The biggest fault in this laughably written and directed thriller – and I use the word thriller very loosely here – is that it tries entirely too hard to be serious and provocative and relevant. Someone should tell them that just because it features the Internet doesn’t mean it’s topical, simple because the chat angle has nothing much to do with the actual mystery.
The script is not just overly bulky and pretentious, though – it is also clearly very ridiculous. It tries to include an all encompassing suspect list based on whom the dead woman has slept with – which is fine, but then Rowena goes ahead and befriends one of them, making him hack into people’s firewalls for her. Some of the thrill-inducing moments fall flat mostly because of some preposterous reasons and expositions following them.
Director James Foley obviously thought that since his film is a sexual (don’t worry, censors here are never kind) thriller, he needs edgy dialog. With the enthusiasm and also intelligence of a 10-year-old, Todd Komarnicki churns up dialog straight from the early ‘90s films – and not the good ones, but the really, truly terrible ones. The kind of dialog the main protagonists speak in the film makes one wonder if they ever spoke in polite company before.
The writing may make Berry seem like a dumb woman with paternal complexes, but it makes Willis look like a much worse stupid oaf. He is painted as such a gullible, implausible brainless guy, that you roll your eyes every time he does something. The only redeeming factor is that Willis actually realizes how bad the whole enterprise is. He doesn’t take anything too seriously, and looks like he is appalled and amused by the writing at the same time.

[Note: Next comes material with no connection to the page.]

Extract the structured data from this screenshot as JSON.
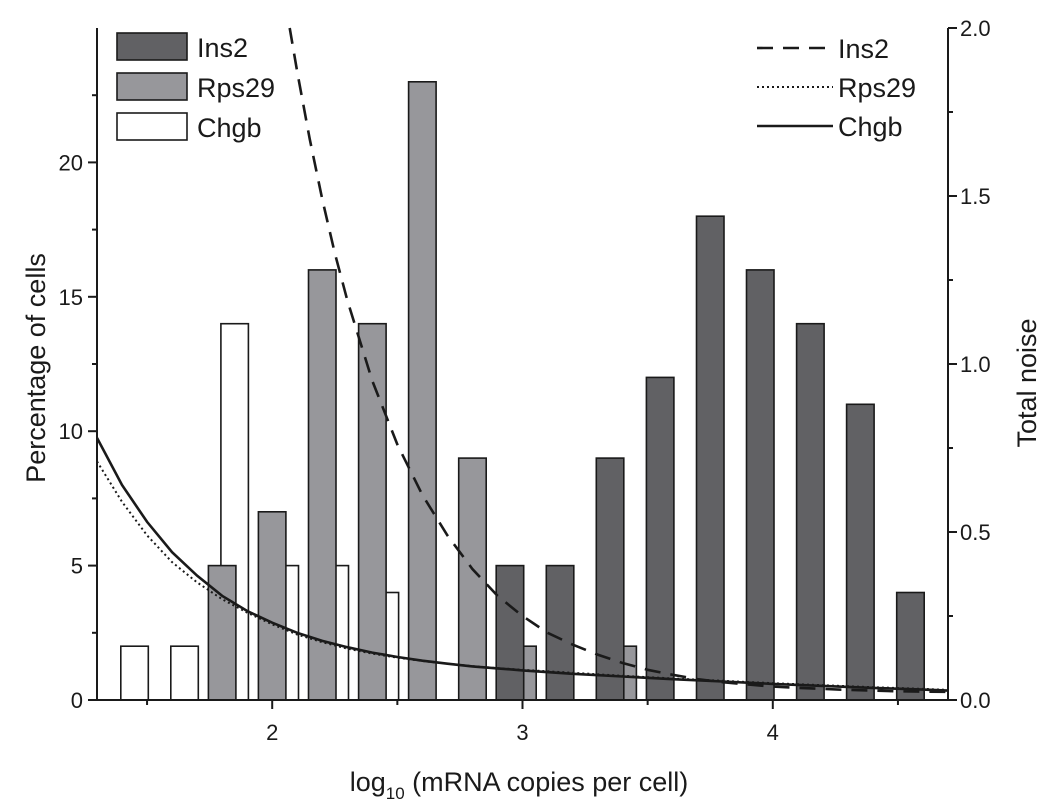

Berry, though, is completely taking this seriously. She frets and she fumes, and she is very very angry all the time. Makes you very very tired, you know. It’s not that she does a bad job of it; it’s just that her character arc is utterly confusing in the entire film, and her acting, though not laughable, is not plausible at any juncture.
However, nothing, and I mean nothing, can top the underdeveloped and cooked climax. It’s just happenstance that this climax is something we got to see, though. I hear they shot in their entirety three different climaxes for the film. For a genre that relies on a smart twist, this goes on to show they had absolutely no clue about what they were doing.
Perfect Stranger is far from perfect; it’s a mess of a film that wastes your time and serves up an underdeveloped and embarrassingly written premise, dotted with dodgy performances. Skipping this would indeed be a perfect solution.